Дело, которым занимался Владимир Александрович, лежало сейчас в одном из кабинетов центрального офиса отечественной компании «Морингосстрах». Однако начиналось оно далеко от Москвы, в международных водах Черного моря, еще третьего марта 2022 года, когда сухогруз «НОРТ» под либерийским флагом лежал себе спокойно в дрейфе, ожидая распоряжений от собственника. Судно было небольшое, принадлежало эстонской компании, а экипаж состоял из украинских моряков под командованием капитана с российским паспортом и белоруса – старшего механика. Погода стояла прекрасная, видимость, ветер, волнение и температура окружающего воздуха полностью соответствовали климатической норме. Приблизительно в пятнадцать часов десять минут по местному времени капитан потянулся за кружкой горячего кофе, однако выпить его уже не успел – мостик судна подбросило вверх, потом вниз, палуба накренилась и окончательно выскочила из-под ног… Слава Богу, никто не паниковал, не застрял и не спал, так что спустя короткое время все члены международного экипажа уже оказались в спасательном плотике. Последним, включив аварийный сигнал SOS, к ним прикатился по палубе, накренившейся до семидесяти градусов, капитан.

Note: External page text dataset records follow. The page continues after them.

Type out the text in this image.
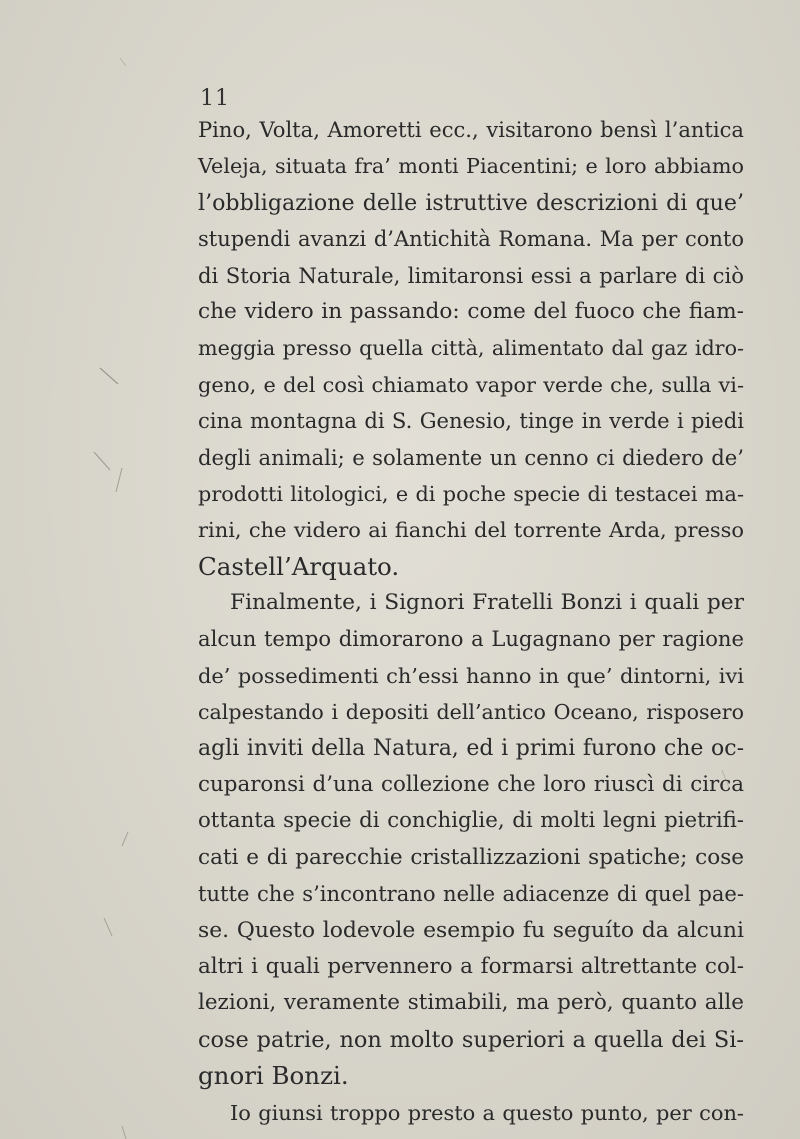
11
Pino, Volta, Amoretti ecc., visitarono bensì l’antica
Veleja, situata fra’ monti Piacentini; e loro abbiamo
l’obbligazione delle istruttive descrizioni di que’
stupendi avanzi d’Antichità Romana. Ma per conto
di Storia Naturale, limitaronsi essi a parlare di ciò
che videro in passando: come del fuoco che fiam-
meggia presso quella città, alimentato dal gaz idro-
geno, e del così chiamato vapor verde che, sulla vi-
cina montagna di S. Genesio, tinge in verde i piedi
degli animali; e solamente un cenno ci diedero de’
prodotti litologici, e di poche specie di testacei ma-
rini, che videro ai fianchi del torrente Arda, presso
Castell’Arquato.
Finalmente, i Signori Fratelli Bonzi i quali per
alcun tempo dimorarono a Lugagnano per ragione
de’ possedimenti ch’essi hanno in que’ dintorni, ivi
calpestando i depositi dell’antico Oceano, risposero
agli inviti della Natura, ed i primi furono che oc-
cuparonsi d’una collezione che loro riuscì di circa
ottanta specie di conchiglie, di molti legni pietrifi-
cati e di parecchie cristallizzazioni spatiche; cose
tutte che s’incontrano nelle adiacenze di quel pae-
se. Questo lodevole esempio fu seguíto da alcuni
altri i quali pervennero a formarsi altrettante col-
lezioni, veramente stimabili, ma però, quanto alle
cose patrie, non molto superiori a quella dei Si-
gnori Bonzi.
Io giunsi troppo presto a questo punto, per con-
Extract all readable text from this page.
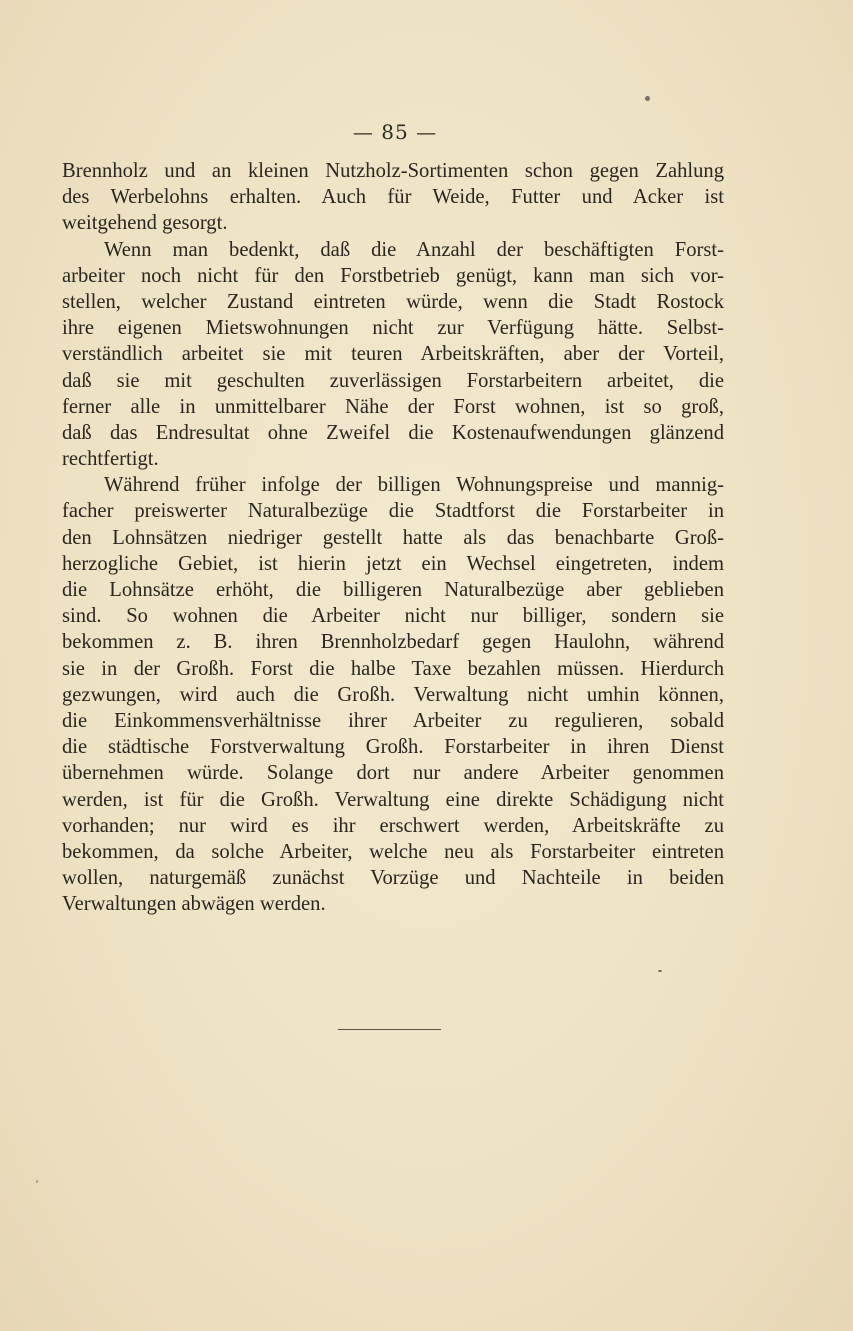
— 85 —
Brennholz und an kleinen Nutzholz-Sortimenten schon gegen Zahlung
des Werbelohns erhalten. Auch für Weide, Futter und Acker ist
weitgehend gesorgt.
Wenn man bedenkt, daß die Anzahl der beschäftigten Forst-
arbeiter noch nicht für den Forstbetrieb genügt, kann man sich vor-
stellen, welcher Zustand eintreten würde, wenn die Stadt Rostock
ihre eigenen Mietswohnungen nicht zur Verfügung hätte. Selbst-
verständlich arbeitet sie mit teuren Arbeitskräften, aber der Vorteil,
daß sie mit geschulten zuverlässigen Forstarbeitern arbeitet, die
ferner alle in unmittelbarer Nähe der Forst wohnen, ist so groß,
daß das Endresultat ohne Zweifel die Kostenaufwendungen glänzend
rechtfertigt.
Während früher infolge der billigen Wohnungspreise und mannig-
facher preiswerter Naturalbezüge die Stadtforst die Forstarbeiter in
den Lohnsätzen niedriger gestellt hatte als das benachbarte Groß-
herzogliche Gebiet, ist hierin jetzt ein Wechsel eingetreten, indem
die Lohnsätze erhöht, die billigeren Naturalbezüge aber geblieben
sind. So wohnen die Arbeiter nicht nur billiger, sondern sie
bekommen z. B. ihren Brennholzbedarf gegen Haulohn, während
sie in der Großh. Forst die halbe Taxe bezahlen müssen. Hierdurch
gezwungen, wird auch die Großh. Verwaltung nicht umhin können,
die Einkommensverhältnisse ihrer Arbeiter zu regulieren, sobald
die städtische Forstverwaltung Großh. Forstarbeiter in ihren Dienst
übernehmen würde. Solange dort nur andere Arbeiter genommen
werden, ist für die Großh. Verwaltung eine direkte Schädigung nicht
vorhanden; nur wird es ihr erschwert werden, Arbeitskräfte zu
bekommen, da solche Arbeiter, welche neu als Forstarbeiter eintreten
wollen, naturgemäß zunächst Vorzüge und Nachteile in beiden
Verwaltungen abwägen werden.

Судно «НОРТ» затонуло спустя шесть минут после того, как его покинули люди. А еще спустя пять часов моряков подобрали спасатели с катера береговой охраны…

Установить причину взрыва до сих пор не удалось. Боевых действий в этом районе, официально, никто не вел. По одной версии, это была заблудившаяся плавучая мина, по другой – ракета или торпеда, выпущенная кем-то со скуки, или по ошибке. Причем, обе версии вполне устраивали компанию «Морингосстрах», в которой за несколько месяцев до инцидента застраховали на полмиллиона евро свой «НОРТ» эстонские судовладельцы – и которая, по условиям договора, была не обязана оплачивать военные риски. Однако судовладельцы, обратившиеся к адвокату Виноградову для досудебного разрешения спора, предоставили ему целый пакет материалов, включая объяснения капитана и других моряков. Из этих документов следовало, что взорваться вполне могли пары всякой химической гадости, накопившиеся в трюме судна при проведении планово-профилактических сварочных работ. Это было, конечно, нехорошо, и предусматривало суровое наказание нарушителей правил техники безопасности – но под критерии страхового случая подпадало совершенно точно, так что судовладельцы бы свои выплаты получили.

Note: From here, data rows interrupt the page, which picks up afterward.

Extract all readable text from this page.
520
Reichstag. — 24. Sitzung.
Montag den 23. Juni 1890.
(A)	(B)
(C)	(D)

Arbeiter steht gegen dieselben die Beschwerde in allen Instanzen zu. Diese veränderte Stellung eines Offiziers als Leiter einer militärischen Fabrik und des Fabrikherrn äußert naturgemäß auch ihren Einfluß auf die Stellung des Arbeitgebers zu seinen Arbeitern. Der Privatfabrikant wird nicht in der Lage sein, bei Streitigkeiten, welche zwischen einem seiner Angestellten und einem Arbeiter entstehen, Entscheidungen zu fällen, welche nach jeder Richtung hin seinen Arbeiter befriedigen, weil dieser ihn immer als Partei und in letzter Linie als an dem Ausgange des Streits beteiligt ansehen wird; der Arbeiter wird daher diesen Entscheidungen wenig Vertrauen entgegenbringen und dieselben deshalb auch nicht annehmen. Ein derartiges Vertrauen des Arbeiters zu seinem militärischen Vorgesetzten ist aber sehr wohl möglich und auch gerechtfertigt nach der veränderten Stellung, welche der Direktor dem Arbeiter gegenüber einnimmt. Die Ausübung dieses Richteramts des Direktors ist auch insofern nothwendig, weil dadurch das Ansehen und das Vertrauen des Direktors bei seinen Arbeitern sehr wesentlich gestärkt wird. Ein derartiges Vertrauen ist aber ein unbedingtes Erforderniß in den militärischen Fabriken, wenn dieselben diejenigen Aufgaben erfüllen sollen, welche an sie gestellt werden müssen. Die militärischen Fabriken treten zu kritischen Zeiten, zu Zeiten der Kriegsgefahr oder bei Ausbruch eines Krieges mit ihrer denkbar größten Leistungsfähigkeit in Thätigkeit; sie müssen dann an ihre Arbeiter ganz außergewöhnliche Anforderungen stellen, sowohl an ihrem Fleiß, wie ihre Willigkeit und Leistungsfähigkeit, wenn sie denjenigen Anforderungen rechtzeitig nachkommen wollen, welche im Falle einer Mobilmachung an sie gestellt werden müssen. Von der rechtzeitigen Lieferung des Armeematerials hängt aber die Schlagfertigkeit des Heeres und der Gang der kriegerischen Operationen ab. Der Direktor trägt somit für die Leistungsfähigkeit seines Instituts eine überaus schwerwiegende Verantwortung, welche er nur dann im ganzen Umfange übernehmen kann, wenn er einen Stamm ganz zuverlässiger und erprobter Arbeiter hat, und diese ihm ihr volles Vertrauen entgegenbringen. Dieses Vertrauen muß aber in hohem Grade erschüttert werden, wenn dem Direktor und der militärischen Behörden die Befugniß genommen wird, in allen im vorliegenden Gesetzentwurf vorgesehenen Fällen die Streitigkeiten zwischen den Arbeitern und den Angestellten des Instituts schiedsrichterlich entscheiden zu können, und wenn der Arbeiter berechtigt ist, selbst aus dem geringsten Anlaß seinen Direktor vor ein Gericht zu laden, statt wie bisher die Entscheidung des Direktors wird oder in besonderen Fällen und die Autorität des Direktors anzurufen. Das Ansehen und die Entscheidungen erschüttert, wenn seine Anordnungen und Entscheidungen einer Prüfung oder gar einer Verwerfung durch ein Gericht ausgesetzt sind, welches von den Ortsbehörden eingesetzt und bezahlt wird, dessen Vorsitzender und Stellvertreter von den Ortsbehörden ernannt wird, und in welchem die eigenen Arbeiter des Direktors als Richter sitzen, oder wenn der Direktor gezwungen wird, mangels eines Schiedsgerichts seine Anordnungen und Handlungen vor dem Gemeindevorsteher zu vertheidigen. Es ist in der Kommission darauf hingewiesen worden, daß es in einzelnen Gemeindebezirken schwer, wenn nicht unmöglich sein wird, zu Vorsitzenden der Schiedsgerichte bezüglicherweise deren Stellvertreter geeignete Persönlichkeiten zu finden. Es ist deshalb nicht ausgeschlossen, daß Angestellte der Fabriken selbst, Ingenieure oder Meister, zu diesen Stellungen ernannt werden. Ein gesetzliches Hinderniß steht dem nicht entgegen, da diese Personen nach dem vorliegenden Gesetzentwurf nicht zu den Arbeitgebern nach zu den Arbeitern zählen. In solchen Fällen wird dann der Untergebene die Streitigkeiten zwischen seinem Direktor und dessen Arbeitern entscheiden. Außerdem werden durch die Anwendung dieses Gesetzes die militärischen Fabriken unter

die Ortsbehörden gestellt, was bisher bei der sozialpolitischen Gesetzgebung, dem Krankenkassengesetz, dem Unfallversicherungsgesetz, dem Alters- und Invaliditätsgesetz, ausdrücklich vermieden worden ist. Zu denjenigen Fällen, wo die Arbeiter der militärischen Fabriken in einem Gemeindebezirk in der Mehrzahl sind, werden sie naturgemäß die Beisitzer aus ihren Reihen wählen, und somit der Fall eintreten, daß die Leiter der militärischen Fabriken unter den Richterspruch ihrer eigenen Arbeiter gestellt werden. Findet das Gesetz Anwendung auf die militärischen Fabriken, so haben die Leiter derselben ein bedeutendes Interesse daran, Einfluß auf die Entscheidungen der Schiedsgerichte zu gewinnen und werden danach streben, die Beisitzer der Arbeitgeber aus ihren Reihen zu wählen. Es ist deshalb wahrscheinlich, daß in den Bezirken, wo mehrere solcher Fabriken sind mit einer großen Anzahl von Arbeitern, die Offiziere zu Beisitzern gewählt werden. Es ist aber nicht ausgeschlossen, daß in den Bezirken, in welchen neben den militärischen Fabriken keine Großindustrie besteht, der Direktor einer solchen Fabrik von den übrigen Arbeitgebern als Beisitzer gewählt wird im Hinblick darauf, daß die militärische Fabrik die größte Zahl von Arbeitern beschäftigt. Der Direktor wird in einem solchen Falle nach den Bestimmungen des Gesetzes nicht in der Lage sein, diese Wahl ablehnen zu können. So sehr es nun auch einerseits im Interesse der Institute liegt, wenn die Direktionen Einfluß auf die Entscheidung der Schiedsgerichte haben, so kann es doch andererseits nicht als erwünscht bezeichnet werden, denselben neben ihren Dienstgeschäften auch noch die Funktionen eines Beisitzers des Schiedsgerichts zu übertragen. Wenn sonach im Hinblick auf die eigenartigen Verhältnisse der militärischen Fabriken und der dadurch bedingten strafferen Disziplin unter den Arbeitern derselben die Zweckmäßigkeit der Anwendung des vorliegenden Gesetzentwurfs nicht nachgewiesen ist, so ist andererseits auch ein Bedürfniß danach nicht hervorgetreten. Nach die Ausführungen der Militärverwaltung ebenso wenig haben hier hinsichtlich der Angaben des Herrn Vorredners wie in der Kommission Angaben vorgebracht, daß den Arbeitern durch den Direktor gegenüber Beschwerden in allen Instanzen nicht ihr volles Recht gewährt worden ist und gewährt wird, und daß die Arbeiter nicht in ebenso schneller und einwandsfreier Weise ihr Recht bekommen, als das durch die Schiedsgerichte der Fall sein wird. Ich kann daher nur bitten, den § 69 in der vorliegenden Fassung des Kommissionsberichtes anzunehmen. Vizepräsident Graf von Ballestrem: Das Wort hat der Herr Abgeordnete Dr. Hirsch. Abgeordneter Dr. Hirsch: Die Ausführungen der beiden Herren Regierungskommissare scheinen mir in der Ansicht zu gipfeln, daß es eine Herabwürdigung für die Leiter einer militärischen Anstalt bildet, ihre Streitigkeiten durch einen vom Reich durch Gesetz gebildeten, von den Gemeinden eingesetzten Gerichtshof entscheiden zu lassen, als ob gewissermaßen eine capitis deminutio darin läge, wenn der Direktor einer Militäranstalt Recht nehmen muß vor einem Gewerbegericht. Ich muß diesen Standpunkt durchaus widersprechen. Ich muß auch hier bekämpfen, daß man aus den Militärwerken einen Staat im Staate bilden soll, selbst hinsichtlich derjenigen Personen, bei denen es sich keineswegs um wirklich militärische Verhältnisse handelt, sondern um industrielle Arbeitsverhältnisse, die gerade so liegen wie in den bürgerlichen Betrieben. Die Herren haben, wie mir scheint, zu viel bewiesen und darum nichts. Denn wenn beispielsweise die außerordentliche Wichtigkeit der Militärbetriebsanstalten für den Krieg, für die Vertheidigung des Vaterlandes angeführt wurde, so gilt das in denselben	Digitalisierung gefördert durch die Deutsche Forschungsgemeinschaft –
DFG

Разумеется, ответ на большинство вопросов мог дать осмотр корпуса судна, лежащего на глубине всего в двадцать три метра. Но по вполне понятным причинам рассчитывать на водолазную экспедицию в ближайшем обозримом будущем не следовало, так что пока адвокат Виноградов вел со страховой компанией бесконечные, долгие и тягучие переговоры…

– Володя, мы можем сделать так, чтобы они перестали сомневаться. И поверили, что произошел несчастный случай техногенного характера.

– И чтобы страховая компания выплатила денежку моим доверителям?

– Да, конечно.

– Полностью? Все полмиллиона евро?

– Точнее, пятьсот тридцать восемь тысяч, если не ошибаюсь… – продемонстрировал Павел осведомленность. – Твои ведь десять процентов?

– Пять, – покачал головой Виноградов. – Гонорар успеха.

За разговором они подошли к воротам кладбища.

Белкин деликатно отошел в сторону – подождать, пока Владимир Александрович попрощается со знакомыми и что-то еще уточнит насчет поминок.

– Вон моя, садись.

– Спасибо, – Паша открыл пассажирскую дверь.

Адвокат сел за руль и включил зажигание:

– Пусть немного погреется. Стекла запотели.

– Да я не тороплюсь.

Виноградов привычно достал видео-регистратор и начал прилаживать его на место.

– Володя, убери, пожалуйста? – попросил однокашник. – А то он и в салоне звук записывает.

– Нет проблем, – Владимир Александрович положил автомобильное устройство обратно:

– А вот скажи-ка мне, Паша, отчего судьба коллекции Левермана так интересует контору?

Вопреки ожиданиям, Белкин ответил:

– Потому что это не его коллекция. Точнее, не только его… и не столько его…

По словам отставного сотрудника внешней разведки, получалась примерно такая история.

В середине семидесятых годов прошлого века в СССР миллионным числом появились поддельные, так называемые «армянские», десятки Николая II, которые лепили из расстрельного самородного золота или песка. Кстати, именно эти николаевские, а точнее советско-николаевские десятирублевые монеты почти сразу же стали самыми популярными для тайников и кладов – их было очень удобно прятать где-нибудь в лесу или на даче в кассетах из-под фотопленки, которые идеально подходили по размеру. Хотя, в сущности, николаевское золото и так сотню лет оставалось в нашей стране самой стабильной валютой – за нее даже в самые черные времена можно было купить жизнь и свободу.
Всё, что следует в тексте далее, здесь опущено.